IPOGMP Track

Guide

How to apply for an IPO in India

Most retail investors apply for IPOs through net banking or a broker app using UPI ASBA. This guide walks through prerequisites, categories, the bidding flow, and what happens after you submit.

What you need before applying

A valid PAN-linked Demat account with a depository participant (broker or bank). Your bank must support ASBA or UPI-based IPO bidding — most large Indian banks and brokers do.

A UPI ID linked to the bank account you want debited. Funds are blocked (not debited immediately) until allotment. Keep sufficient balance for the full bid amount at the upper price band.

Only one application per PAN per investor category. Duplicate retail bids are rejected. Joint holders should follow their broker's policy — typically one lead applicant per Demat account.

Research before you bid

Read the DRHP/RHP on SEBI or exchange websites. Understand revenue drivers, debt, promoter holding, and stated use of IPO proceeds. Numbers on IPO GMP Track — GMP, subscription, dates — help you time the application but do not replace prospectus research.

Check lot size and minimum investment on our IPO detail page. SME IPOs often require ₹1 lakh or more per lot versus roughly ₹15,000 on many Mainboard issues. Ensure the blocked amount fits your budget across all IPOs you plan to apply for.

Note the bidding close date and apply early in the window. Last-day technical issues and missed UPI mandates are the most common reasons valid investors fail to get into the bid book.

Retail vs HNI category

Retail individual investors apply for up to ₹2 lakh per IPO in the retail quota. This bucket has a reserved portion of shares and uses lottery allotment when oversubscribed.

Applications above ₹2 lakh fall in the Non-Institutional Investor (NII) category, commonly called HNI in IPO discourse. NIIs are allotted on a proportionate basis within their quota — different maths than retail lottery.

Select the correct category before confirming. You cannot apply ₹1.5 lakh as retail and later add more in the same IPO under the same PAN. If you need a higher ticket, plan the full amount as HNI from the start.

Step-by-step: UPI ASBA application

Step 1 — Log into your bank's net banking or broker app and open the IPO / ASBA section. Active issues show open and close dates.

Step 2 — Select the IPO, enter the number of lots, and bid at cut-off price (recommended for retail). Cut-off means you accept the final discovered issue price within the band.

Step 3 — Confirm Demat linkage and submit. Your bank sends a UPI collect or mandate request — approve it on your UPI app before the IPO closes. Without approval, the application is incomplete.

Step 4 — Save the application number from the confirmation screen or SMS. You will need it to check allotment on the registrar website.

How fund blocking works

ASBA blocks the bid amount in your bank account — typically lot size × shares per lot × upper price band. The money stays blocked until allotment is processed.

If you are not allotted shares, the bank releases the block within a few working days. If allotted, the block converts to a debit and shares credit to your Demat before listing.

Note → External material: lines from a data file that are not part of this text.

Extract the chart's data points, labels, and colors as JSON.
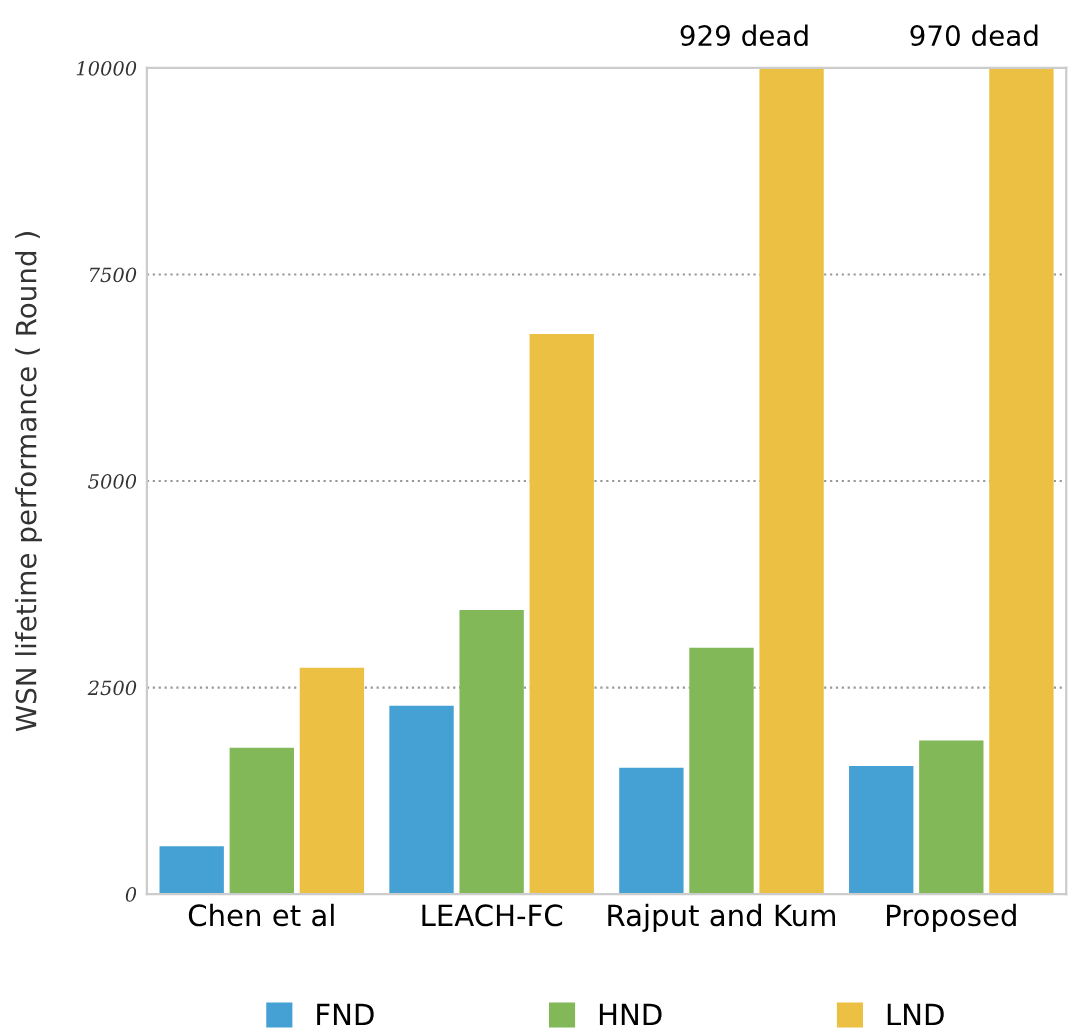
{
  "chart_data": {
    "type": "bar",
    "ylabel": "WSN lifetime performance ( Round )",
    "categories": [
      "Chen et al",
      "LEACH-FC",
      "Rajput and Kum",
      "Proposed"
    ],
    "series": [
      {
        "name": "FND",
        "color": "#45a0d4",
        "values": [
          580,
          2280,
          1530,
          1550
        ]
      },
      {
        "name": "HND",
        "color": "#82b858",
        "values": [
          1770,
          3440,
          2980,
          1860
        ]
      },
      {
        "name": "LND",
        "color": "#ecc043",
        "values": [
          2740,
          6780,
          10000,
          10000
        ]
      }
    ],
    "ylim": [
      0,
      10000
    ],
    "yticks": [
      0,
      2500,
      5000,
      7500,
      10000
    ],
    "grid": "y",
    "legend": "bottom",
    "annotations": [
      "929 dead",
      "970 dead"
    ]
  }
}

Blocked funds still count toward your account balance for some banks but cannot be withdrawn until released. Plan other payments accordingly during the IPO window.

After you apply

While the IPO is open, monitor subscription rate and GMP on IPO GMP Track. Rising subscription tightens retail lottery odds even when GMP is attractive.

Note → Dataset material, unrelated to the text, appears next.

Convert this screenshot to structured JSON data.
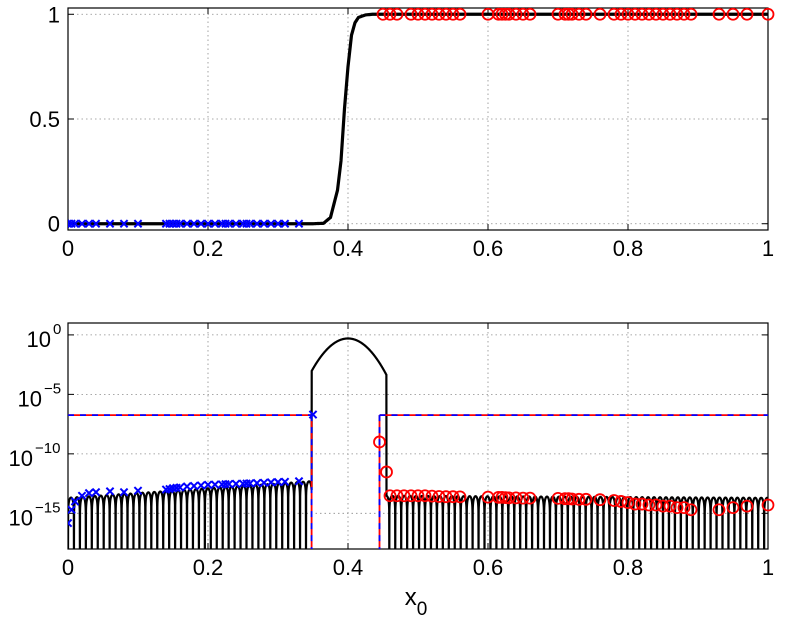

After the close date, wait for allotment on the registrar site (linked from our IPO page). See our allotment guide for PAN/application lookup steps.

On listing day, shares trade at market price. Listing gain can differ from last-day GMP. Decide in advance whether you intend to sell on debut or hold — both are valid strategies with different risk.

Mistakes to avoid

Missing UPI mandate approval — the single biggest avoidable error.

Applying above ₹2 lakh while intending to stay retail — misclassification can invalidate your bid.

Chasing every high-GMP IPO without reading the prospectus — high GMP often means low allotment probability.

Ignoring SME lot sizes — verify blocked amount before approving UPI.